La poesía no es antídoto. La poesía no cambia el mundo. La poesía no decepciona. 
 
 
El grupo Poetiks despliega un espectáculo variado, desopilante, insidioso. En la puerta alguien les ha preguntado que qué van a hacer allí dentro, y uno de ellos ha respondido que lo suyo es polipoesía. ¿Como Accidents Polipoètics? Sí, pero nosotros lo hacemos mucho mejor, ha dicho. A este le he pedido también que siga creyendo, y que también lo haga por mí. Aunque sea un poquito cada noche antes de acostarse.

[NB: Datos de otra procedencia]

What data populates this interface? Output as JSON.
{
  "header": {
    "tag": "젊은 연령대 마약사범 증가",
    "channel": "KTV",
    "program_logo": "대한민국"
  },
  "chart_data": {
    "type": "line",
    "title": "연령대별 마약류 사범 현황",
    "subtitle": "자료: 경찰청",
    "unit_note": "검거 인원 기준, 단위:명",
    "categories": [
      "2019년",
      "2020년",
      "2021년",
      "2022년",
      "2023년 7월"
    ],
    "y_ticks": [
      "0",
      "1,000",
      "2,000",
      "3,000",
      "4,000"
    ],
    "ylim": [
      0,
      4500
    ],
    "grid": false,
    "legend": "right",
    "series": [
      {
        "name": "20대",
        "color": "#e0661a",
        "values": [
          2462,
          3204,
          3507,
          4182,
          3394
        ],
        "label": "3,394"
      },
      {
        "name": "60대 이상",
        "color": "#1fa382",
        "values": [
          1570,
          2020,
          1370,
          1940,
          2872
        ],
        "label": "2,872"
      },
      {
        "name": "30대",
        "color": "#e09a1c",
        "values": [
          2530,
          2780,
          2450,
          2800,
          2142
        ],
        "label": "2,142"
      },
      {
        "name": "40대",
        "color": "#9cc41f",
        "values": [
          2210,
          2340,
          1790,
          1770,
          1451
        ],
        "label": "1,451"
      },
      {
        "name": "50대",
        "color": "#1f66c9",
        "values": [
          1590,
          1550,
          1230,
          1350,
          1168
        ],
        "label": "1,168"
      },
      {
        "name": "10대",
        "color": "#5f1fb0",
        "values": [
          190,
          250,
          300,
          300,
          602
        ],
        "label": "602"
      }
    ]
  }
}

En el exterior nada se ha inmutado en el tiempo en que he desaparecido, constato. La gente sigue pasando. Ajena. Hay un grupo que toca sobre un escenario poemas musicados. Hay más niños y bicicletas por todas partes. Y papás que berrean más que los niños. En las casetas se observa movimiento de gente que mira y hojea libros y a veces compra. Nada me anima a abandonar la intranquilidad. En el parque he vuelto a cobrar conciencia de mis coordenadas. Es 1 de mayo. Y esto es Valencia. Y nadie sabe lo que hay que hacer para acabar con esta deriva morbosa en que estamos bien encauzados. 
Los libros no nos salvan, pienso. No, al menos en ese sentido. 
Se me ocurre, sin embargo, que habría sido bello hacer un ejercicio de literatura en vivo a eso del mediodía. Aprovechando la incertidumbre de la hora, habría sido maravilloso si de repente alguien hubiera puesto fin a las inconcreciones de tanto debate programático. Pongamos por caso a Mónica Oltra, si se hubiese puesto en pie y hubiera dado la orden de seguirla al tiempo que se sacaba una teta al aire y se lanzaba a la masa con una bandera en ristre, la que fuese. Eso habría sido cotidianidad y habría sido literatura en un solo plazo, como ese momento fuera del tiempo en que vive una fábula. Me habrían faltado montañas de muertos para seguirla a donde dijese. De hecho tengo siempre listo mi sombrero de copa y un rifle para cuando las palabras ya no sirvan frente a las chicas X y alguien diga que por fin hay que marchar hacia delante. Si luego en una noche así canta el cisne o no, me la pela. Lo digo francamente.